Conversely, The Six Million Dollar Man pilot episode did get picked up to series, going on to last five seasons, a spin-off series, and several TV movies. The character of Steve Austin, introduced in this Hugo-finalist TV movie, would grace screens for more than two decades and produce several excellent outings (The Seven Million Dollar Man and Death Probe come to mind.) But the pilot episode is clunky at best; there’s little narrative arc for the first two thirds of the episode, and the terrorism plot seems tacked on. The nominated episode is simply not Hugo worthy.

Woody Allen’s listless, puerile, Hugo-winning comedy Sleeper is self-indulgent to the point of onanism. Allen stars as Miles Monroe, a jazz clarinetist who is cryogenically frozen and wakes up 200 years later in a Brave New World-style dystopia. (To be clear, this is not an Orwellian dictatorship, but rather one that controls people through hedonism.) After various pratfalls and masturbation jokes, Miller is then caught up in a revolution to overthrow the oppressive society. It’s a fairly banal science fiction story whose plot is often twisted out of shape just to force one more joke about self-pleasure into the script. The movie still has fans today, but to us, most of the slapstick jokes fell relatively flat — though your mileage may vary. In retrospect, and in light of Allen’s later conduct, we feel deeply uncomfortable with him being honoured with a Hugo.

It is a shame — but not surprising — that in a year that offered cinema with such strong themes of rejection of authority, female empowerment and social activism, the Hugos went with some of the whitest, most regressive picks available. All-too-often, nerd culture has reproduced the exclusionary aspects of mainstream culture, and such was the case with the 1974 Hugos.

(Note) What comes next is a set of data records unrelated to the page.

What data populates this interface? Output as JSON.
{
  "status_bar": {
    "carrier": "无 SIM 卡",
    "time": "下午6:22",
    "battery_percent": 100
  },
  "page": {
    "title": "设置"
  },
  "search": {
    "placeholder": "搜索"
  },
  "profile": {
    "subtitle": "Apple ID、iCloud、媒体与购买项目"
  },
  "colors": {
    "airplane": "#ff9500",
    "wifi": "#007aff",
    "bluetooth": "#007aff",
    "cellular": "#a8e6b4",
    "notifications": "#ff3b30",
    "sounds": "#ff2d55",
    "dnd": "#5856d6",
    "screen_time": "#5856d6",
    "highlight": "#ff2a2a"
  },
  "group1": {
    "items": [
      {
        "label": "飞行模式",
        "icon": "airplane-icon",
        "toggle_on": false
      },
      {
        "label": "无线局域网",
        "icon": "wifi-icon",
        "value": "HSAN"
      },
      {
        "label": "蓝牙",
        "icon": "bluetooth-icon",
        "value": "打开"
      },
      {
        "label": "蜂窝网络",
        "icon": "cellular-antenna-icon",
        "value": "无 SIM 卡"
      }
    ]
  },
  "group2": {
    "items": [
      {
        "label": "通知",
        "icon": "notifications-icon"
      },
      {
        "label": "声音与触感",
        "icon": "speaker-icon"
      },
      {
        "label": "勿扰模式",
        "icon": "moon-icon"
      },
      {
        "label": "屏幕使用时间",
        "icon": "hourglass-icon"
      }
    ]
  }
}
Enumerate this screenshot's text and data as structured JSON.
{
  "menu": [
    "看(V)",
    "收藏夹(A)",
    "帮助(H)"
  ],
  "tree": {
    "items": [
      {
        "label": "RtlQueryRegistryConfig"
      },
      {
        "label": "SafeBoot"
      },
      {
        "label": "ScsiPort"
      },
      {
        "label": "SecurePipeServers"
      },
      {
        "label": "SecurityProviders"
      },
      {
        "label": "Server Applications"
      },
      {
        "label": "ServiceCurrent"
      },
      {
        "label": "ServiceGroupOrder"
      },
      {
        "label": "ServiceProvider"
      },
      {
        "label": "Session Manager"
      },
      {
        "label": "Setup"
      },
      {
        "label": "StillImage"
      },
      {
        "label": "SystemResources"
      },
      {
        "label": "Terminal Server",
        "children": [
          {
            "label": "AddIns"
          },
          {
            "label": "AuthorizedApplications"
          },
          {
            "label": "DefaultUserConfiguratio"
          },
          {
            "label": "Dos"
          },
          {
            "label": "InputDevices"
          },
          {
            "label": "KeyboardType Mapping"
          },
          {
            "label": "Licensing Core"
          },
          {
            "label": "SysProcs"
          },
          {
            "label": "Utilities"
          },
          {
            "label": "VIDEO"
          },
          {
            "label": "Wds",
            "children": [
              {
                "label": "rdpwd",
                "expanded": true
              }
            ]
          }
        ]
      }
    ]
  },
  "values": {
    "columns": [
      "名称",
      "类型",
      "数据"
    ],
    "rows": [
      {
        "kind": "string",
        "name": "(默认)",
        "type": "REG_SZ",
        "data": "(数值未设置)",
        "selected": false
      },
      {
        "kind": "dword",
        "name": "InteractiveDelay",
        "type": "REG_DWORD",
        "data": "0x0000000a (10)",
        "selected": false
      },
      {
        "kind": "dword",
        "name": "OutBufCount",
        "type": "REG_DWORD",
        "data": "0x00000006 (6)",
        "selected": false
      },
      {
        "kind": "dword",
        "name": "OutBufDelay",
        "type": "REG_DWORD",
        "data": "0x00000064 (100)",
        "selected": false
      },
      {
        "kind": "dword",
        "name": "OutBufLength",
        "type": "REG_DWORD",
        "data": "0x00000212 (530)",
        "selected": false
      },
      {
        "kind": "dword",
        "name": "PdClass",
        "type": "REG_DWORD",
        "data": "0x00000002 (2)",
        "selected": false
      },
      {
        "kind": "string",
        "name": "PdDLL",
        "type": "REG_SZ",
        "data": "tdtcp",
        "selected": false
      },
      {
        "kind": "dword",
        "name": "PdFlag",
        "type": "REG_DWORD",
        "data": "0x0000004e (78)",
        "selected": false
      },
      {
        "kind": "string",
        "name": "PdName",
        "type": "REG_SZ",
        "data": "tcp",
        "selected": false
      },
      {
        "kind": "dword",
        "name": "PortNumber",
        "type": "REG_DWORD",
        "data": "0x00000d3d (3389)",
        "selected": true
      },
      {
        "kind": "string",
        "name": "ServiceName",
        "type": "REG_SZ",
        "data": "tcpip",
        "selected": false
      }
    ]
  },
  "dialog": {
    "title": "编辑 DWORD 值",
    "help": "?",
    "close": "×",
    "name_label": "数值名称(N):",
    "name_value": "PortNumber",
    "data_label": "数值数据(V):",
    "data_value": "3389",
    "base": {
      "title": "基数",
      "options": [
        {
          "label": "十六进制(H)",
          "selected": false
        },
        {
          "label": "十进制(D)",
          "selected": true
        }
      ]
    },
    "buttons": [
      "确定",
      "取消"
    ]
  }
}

Having now watched almost two decades worth of Hugo-eligible movies and television, it’s clear that the Best Dramatic Presentation category has a poor track record of selecting works that would enjoy enduring value. But even by those standards, the 1974 shortlist is a low point. It is particularly galling considering the quality of cinematic and televised SFF that was available to viewers in the preceding year. The Exorcist should have won, and for it to be denied even a nomination must have been a bad look for the award itself, even in 1974.